Data Protection

On this page, and the pages which it links to, we have used some words and phrases; these are explained below.

• “Data Protection Law” means the EU General Data Protection Regulation 2016/679 (GDPR) which came into force on the 25 May 2018, and it is supplemented by the Data Protection Act 2018. We refer to these as “data protection law”.
• “Personal data” means any information which relates to a living, identifiable person.  It can include names, addresses, telephone numbers, email addresses etc but it is wider than that and includes any other information relating to that person or a combination of information which, if put together, means that the person can be identified.
• “Special category data” means personal data about a person’s race, ethnic origin, politics, religion, trade union membership, genetics, biometrics (where used for ID purposes), health, sex life or sexual orientation.

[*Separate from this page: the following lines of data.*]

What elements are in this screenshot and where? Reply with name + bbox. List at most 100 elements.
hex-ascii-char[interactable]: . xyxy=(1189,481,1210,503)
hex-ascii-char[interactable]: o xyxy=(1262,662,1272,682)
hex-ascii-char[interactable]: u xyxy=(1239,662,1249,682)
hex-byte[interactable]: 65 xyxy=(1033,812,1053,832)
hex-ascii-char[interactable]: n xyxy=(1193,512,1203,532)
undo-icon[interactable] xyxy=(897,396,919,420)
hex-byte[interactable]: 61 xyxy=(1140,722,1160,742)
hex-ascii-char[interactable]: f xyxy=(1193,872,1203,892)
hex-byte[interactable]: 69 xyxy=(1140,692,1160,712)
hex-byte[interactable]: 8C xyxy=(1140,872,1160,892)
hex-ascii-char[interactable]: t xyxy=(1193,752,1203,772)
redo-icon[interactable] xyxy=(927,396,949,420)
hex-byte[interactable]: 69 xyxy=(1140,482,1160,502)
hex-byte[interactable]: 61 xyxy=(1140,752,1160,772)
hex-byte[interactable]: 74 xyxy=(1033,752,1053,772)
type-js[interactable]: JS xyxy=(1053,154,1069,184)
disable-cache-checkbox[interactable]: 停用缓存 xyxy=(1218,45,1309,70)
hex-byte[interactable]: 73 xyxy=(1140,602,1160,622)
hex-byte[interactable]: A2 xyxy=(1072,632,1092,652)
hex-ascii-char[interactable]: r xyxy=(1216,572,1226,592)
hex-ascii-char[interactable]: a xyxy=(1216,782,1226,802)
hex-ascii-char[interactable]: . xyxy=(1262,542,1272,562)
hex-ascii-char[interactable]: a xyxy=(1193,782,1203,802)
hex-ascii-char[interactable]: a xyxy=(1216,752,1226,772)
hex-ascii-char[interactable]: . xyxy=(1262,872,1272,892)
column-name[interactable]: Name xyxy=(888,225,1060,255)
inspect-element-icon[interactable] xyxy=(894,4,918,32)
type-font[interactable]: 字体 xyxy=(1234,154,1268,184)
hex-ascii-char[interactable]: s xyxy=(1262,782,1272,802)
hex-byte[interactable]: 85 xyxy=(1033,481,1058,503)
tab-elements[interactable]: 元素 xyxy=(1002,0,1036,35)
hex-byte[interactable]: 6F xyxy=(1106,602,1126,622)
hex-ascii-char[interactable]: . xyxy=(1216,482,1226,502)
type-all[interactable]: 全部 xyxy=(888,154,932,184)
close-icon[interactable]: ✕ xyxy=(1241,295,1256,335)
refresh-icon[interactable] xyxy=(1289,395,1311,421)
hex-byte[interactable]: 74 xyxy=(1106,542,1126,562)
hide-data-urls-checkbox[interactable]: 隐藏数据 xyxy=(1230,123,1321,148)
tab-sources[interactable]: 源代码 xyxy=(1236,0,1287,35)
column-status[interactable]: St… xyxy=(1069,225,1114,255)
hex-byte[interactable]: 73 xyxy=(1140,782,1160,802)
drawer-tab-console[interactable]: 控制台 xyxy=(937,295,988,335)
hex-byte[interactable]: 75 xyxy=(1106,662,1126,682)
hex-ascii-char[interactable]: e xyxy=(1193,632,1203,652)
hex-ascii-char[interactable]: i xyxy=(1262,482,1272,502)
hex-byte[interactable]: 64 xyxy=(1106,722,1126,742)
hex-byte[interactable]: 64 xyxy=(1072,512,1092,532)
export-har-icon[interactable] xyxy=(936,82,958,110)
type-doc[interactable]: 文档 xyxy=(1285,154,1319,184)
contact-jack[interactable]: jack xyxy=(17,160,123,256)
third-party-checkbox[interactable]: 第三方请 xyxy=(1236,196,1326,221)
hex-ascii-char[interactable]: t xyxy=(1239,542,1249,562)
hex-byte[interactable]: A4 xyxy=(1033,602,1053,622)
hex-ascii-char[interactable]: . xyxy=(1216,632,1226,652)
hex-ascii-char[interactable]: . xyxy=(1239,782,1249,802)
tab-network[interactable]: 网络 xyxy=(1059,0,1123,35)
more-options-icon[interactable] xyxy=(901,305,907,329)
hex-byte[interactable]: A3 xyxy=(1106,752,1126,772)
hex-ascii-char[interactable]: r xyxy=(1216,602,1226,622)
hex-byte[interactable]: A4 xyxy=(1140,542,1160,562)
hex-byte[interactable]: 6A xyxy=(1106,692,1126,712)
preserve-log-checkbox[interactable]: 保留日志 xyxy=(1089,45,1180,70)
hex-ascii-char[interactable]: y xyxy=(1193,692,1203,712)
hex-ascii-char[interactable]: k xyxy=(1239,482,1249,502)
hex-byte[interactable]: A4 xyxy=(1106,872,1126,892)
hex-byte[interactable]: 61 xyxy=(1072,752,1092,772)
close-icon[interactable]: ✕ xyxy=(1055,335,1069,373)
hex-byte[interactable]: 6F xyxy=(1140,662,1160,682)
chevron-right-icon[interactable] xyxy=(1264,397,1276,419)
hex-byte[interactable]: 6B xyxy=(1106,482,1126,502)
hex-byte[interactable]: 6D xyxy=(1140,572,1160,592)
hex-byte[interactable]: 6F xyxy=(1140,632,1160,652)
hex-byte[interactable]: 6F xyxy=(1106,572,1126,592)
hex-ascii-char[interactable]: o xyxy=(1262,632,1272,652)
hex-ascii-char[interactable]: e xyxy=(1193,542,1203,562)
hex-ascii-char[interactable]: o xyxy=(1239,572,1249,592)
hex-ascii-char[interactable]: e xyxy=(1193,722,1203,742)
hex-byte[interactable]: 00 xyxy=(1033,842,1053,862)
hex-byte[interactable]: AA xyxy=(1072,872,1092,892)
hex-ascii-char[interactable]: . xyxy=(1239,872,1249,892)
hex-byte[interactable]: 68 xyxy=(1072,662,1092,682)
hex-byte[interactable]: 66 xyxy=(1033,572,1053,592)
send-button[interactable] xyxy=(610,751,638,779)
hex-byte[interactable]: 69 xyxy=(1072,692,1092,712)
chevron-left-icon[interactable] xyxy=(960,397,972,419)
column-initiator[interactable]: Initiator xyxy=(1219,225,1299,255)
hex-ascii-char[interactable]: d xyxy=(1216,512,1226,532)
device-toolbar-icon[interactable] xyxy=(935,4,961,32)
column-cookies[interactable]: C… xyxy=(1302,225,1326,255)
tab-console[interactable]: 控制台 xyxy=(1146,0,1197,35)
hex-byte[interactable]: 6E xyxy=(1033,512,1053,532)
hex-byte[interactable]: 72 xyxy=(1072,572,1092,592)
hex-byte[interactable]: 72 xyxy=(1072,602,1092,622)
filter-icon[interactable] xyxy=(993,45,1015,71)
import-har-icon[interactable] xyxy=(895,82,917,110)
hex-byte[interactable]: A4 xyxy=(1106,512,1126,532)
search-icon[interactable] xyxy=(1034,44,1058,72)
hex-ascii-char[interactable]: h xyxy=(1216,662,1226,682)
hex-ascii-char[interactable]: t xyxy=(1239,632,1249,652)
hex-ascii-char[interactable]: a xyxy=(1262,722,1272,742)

• “Processing” covers all activities relating to the use of personal data by an organisation, from its collection through to its storage and disposal and everything in between.
• “Data subject” means the person whose personal data is being processed.
• “Data controller” means the organisation which is responsible for processing data and ensuring that personal data is processed in accordance with data protection law.
• “Data subject rights” means the right given to data subject under data protection law. These are clearly explained within our Data Subject Rights Page.
• “Privacy notice” means a notice provided to data subjects to inform them of information which ensures that the processing of their personal data is transparent and to ensure they are aware of their data subject rights in relations to that processing.